A trial run in one of the simulators generates an appreciation for the skills of a good dentist, as this intrepid reporter found out. It starts with donning latex gloves and holding the handpiece over a molar, then looking up at the screen to see a diagram of the tooth with an outline indicating the area to be drilled.
So far so good. I step on the pedal and hear the hum of the drill but feel no vibrations to rock the steadiness of its touch. Gently applying the drill to the molar surface, I ... hold on, what's this water doing on the tooth? Oh. Cooling the drill, of course. But how can anybody see what they're doing through a puddle of water? So I do my best and then look up at the screen.
"A play-by-play on the screen that corrects your mistakes as you go is really great because then you don't get into bad habits."—Katie Daniels, dental student.
Not bad.
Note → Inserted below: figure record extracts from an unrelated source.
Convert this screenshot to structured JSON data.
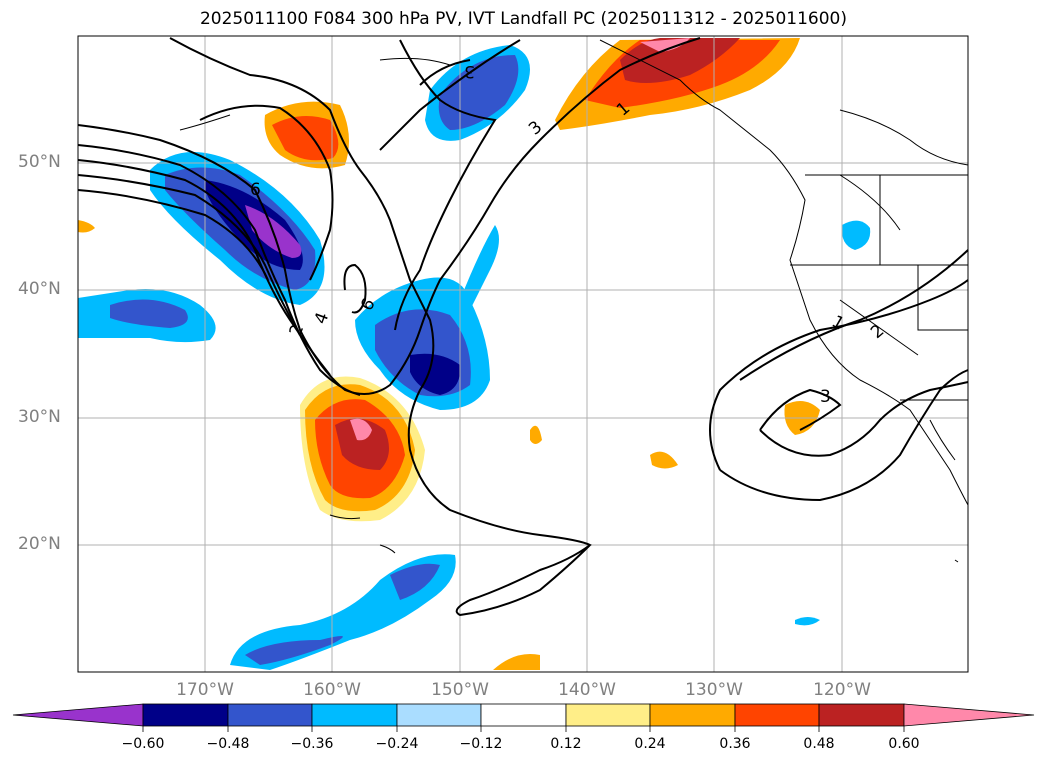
{
  "title": "2025011100 F084 300 hPa PV, IVT Landfall PC (2025011312 - 2025011600)",
  "lat_labels": [
    "50°N",
    "40°N",
    "30°N",
    "20°N"
  ],
  "lon_labels": [
    "170°W",
    "160°W",
    "150°W",
    "140°W",
    "130°W",
    "120°W"
  ],
  "colorbar": {
    "colors": [
      "#9933cc",
      "#000088",
      "#3355cc",
      "#00bbff",
      "#aaddff",
      "#ffffff",
      "#ffee88",
      "#ffaa00",
      "#ff4400",
      "#bb2222",
      "#ff88aa"
    ],
    "tick_labels": [
      "−0.60",
      "−0.48",
      "−0.36",
      "−0.24",
      "−0.12",
      "0.12",
      "0.24",
      "0.36",
      "0.48",
      "0.60"
    ]
  },
  "contour_labels": [
    "6",
    "3",
    "1",
    "2",
    "4",
    "6",
    "1",
    "2",
    "3"
  ]
}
The computer has superimposed an outline of the area I drilled on the ideal and rated the job at 77, a passing grade. I drill a little more, trying to move the drill to trace the outline on the screen. My score rises to 80, a solid B-minus.
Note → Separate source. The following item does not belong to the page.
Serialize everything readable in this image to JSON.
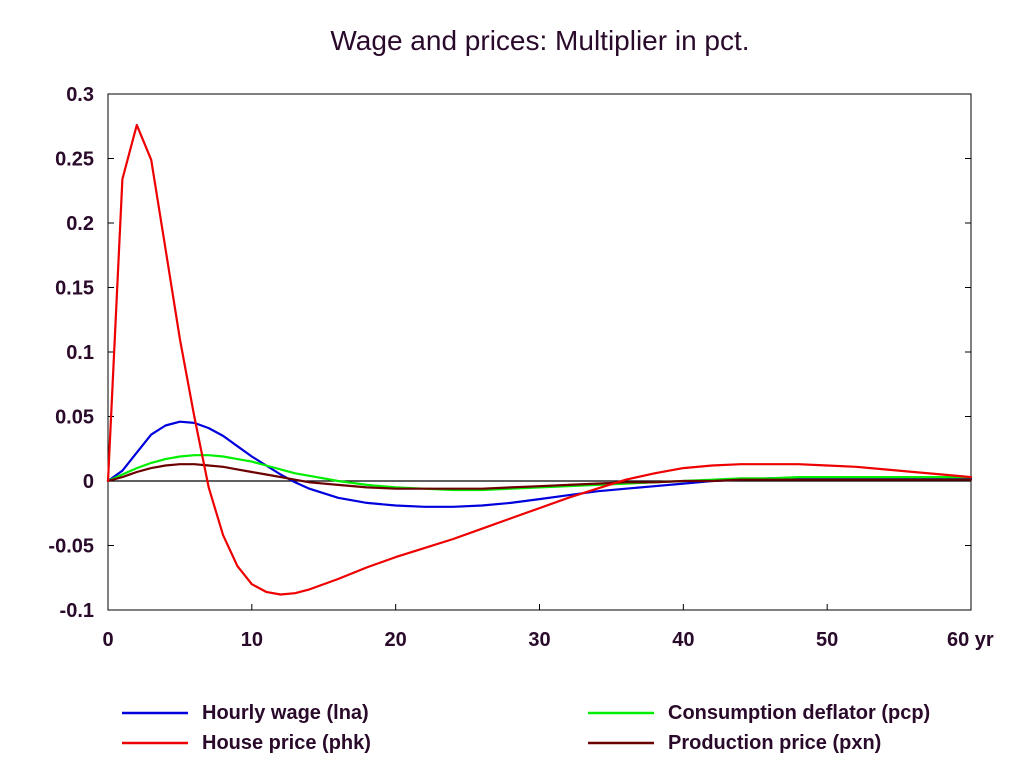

"There are still some caries left. That's what those colored spots [on the tooth diagram] mean," Buchanan says. "You have to drill a little deeper."
I go for it, stabbing here and there, trying to hit the exact places on the diagram. Suddenly, the resistance to the drill drops to nothing—and so does my grade. I've drilled too deep.
Dentistry is even harder than it looks.
The first practice on the simulators can't come too soon for students.
"I really like it, especially when it tells you whether you're sitting correctly," says Katie Daniels, one of several then-second-year students who got an early chance to try their hand on the simulator. "Ergonomics is important in dentistry. A play-by-play on the screen that corrects your mistakes as you go is really great because then you don't get into bad habits."
The screen can display the practice tooth as a whole and in cross section from all angles, revealing in detail how well the students are doing.
"It gives you a new perspective," says Jennifer Day. "It shows you what the tooth being worked on looks like and what it's supposed to be as the cutting proceeds."
University dental students are already working on restorative procedures in a lab with 100 workstations, each equipped with a mannequin, dental tools, and a flat screen for viewing live demonstrations up close. But only the advanced simulation lab has the feedback feature.
"There are times in the other lab when you think you're doing it right, but you may not be because there's no instructor there at the moment," says student Grant Collins.
The class of 2012 is the first class to reap a full four years' benefit from the advanced simulation. But these young students won't be the only ones using the mannequins for practice.
The simulation laboratory serves graduates of dental schools outside the United States and Canada through the School of Dentistry's Program for Advanced Standing Students (PASS). In general, in order to stand for a U.S. licensing exam, foreign-trained dentists must have two years of training in a U.S. dental school, which PASS provides. In 2008, 11 PASS students came from Egypt, Nigeria, Bhutan, and other countries to start on the road to practicing in this country.
And graduation won't mean the end of visits to the lab for dental students.
"Alumni will want to come back just to try their hand on this new equipment," says Patrick Lloyd, dean of the School of Dentistry. "It's like nothing they've ever seen before."